In compensated shock, blood pressure and cardiac output can be normal even in the presence of altered perfusion at the tissue level, which led to the identification of devices capable of determining the signs of shock at the tissue level. A method of assessing tissue perfusion is the measurement of blood flow in the microcirculation. Despite the vast interest in measurement of the microcirculation, monitoring techniques are still mostly experimental and difficult to implement in clinical practice [16].

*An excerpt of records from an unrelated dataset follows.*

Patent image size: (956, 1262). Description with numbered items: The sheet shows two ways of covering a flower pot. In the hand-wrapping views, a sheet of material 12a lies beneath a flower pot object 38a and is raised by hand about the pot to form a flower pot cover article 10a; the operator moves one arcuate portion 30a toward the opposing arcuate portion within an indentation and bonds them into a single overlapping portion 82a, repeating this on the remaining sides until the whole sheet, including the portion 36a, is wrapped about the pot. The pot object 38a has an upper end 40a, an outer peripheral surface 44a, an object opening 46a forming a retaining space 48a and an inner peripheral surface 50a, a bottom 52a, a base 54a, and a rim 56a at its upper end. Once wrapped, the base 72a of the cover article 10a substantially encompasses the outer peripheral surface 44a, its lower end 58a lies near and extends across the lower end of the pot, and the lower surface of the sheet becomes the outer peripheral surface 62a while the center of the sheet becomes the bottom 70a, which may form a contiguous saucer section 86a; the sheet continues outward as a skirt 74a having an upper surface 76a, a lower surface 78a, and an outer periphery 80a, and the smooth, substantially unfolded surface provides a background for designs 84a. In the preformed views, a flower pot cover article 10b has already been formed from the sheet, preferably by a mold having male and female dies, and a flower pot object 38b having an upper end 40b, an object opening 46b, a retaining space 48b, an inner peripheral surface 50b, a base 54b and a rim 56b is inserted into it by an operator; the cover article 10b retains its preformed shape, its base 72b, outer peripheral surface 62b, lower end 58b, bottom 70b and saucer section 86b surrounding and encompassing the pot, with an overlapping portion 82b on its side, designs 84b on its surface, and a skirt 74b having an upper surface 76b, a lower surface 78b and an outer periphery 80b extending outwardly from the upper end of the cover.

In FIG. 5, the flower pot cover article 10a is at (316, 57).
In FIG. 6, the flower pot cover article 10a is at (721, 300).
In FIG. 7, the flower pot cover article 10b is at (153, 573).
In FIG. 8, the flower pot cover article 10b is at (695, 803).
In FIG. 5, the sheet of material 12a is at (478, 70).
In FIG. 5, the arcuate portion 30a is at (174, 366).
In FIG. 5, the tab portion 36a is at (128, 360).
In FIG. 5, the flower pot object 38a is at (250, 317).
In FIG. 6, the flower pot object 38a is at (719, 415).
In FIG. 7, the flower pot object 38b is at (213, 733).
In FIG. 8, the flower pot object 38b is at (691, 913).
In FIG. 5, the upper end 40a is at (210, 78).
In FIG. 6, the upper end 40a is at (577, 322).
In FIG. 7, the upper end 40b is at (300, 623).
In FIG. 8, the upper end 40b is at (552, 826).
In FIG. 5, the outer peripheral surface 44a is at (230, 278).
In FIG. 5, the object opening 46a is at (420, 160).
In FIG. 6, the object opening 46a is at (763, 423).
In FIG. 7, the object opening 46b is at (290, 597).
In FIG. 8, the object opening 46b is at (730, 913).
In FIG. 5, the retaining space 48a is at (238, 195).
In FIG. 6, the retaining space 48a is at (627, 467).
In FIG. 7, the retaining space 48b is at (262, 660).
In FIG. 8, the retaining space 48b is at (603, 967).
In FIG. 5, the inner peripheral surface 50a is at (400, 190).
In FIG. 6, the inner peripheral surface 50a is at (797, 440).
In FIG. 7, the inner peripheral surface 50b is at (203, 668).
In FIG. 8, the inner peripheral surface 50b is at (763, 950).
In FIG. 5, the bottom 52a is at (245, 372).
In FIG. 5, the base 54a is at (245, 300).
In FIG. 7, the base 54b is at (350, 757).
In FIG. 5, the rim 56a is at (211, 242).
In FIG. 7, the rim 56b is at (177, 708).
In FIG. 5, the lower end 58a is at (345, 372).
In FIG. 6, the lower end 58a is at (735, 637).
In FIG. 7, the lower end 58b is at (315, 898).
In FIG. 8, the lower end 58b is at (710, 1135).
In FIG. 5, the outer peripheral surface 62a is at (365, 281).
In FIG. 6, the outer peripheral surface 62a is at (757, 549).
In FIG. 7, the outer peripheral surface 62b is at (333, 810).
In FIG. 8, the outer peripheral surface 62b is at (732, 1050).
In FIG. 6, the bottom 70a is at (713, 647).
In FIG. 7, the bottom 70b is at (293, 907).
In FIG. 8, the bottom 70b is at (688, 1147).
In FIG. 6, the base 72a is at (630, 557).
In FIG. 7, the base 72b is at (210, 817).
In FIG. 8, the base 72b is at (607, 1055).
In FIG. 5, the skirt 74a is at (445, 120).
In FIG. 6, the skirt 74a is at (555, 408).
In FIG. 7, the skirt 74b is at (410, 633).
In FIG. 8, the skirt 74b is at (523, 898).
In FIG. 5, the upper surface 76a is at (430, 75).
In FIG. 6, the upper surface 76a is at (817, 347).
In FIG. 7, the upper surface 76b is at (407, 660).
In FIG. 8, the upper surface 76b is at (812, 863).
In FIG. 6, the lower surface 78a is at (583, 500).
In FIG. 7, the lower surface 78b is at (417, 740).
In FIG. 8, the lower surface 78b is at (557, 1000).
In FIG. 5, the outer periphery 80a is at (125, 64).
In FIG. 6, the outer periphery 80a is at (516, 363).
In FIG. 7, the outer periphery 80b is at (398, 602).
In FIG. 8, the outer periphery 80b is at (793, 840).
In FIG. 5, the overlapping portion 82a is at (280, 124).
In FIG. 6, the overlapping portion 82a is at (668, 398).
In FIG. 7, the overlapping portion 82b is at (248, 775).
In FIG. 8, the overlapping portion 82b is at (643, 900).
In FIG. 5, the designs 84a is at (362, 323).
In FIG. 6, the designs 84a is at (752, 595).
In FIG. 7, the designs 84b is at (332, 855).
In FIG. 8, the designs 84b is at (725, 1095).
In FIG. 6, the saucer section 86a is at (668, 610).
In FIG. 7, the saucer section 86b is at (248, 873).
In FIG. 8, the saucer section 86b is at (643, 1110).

In critically ill patients with vasodilatory shock not responsive to volume resuscitation, vasopressors are administered and up-titrated, often to toxic levels, to achieve a specified mean arterial pressure [17]. Since the development of human genome sequencing technologies, common genetic variation for many drug targets, have been identified and probably contribute to interindividual variability [18] in drug and dose-related responses interfering with the individual cardiovascular response to the use of vasopressors also [19]. The clinical outcomes for patients receiving treatment in the ICU may be significantly improved by incorporating pharmacogenomics or the patient's genetic information [20].

Once a patient has been stabilized, efforts should start to concentrate on removing excess fluid by the means of loop diuretics and hemofiltration/hemodiafiltration.

In conclusion, fluid replacement is a vital component of shock management, and the choice of fluid and amount administered should be tailored to the patient's individual needs. The use of dynamic parameters to guide fluid administration holds promise in improving patient outcomes, and further research is needed to determine its clinical utility.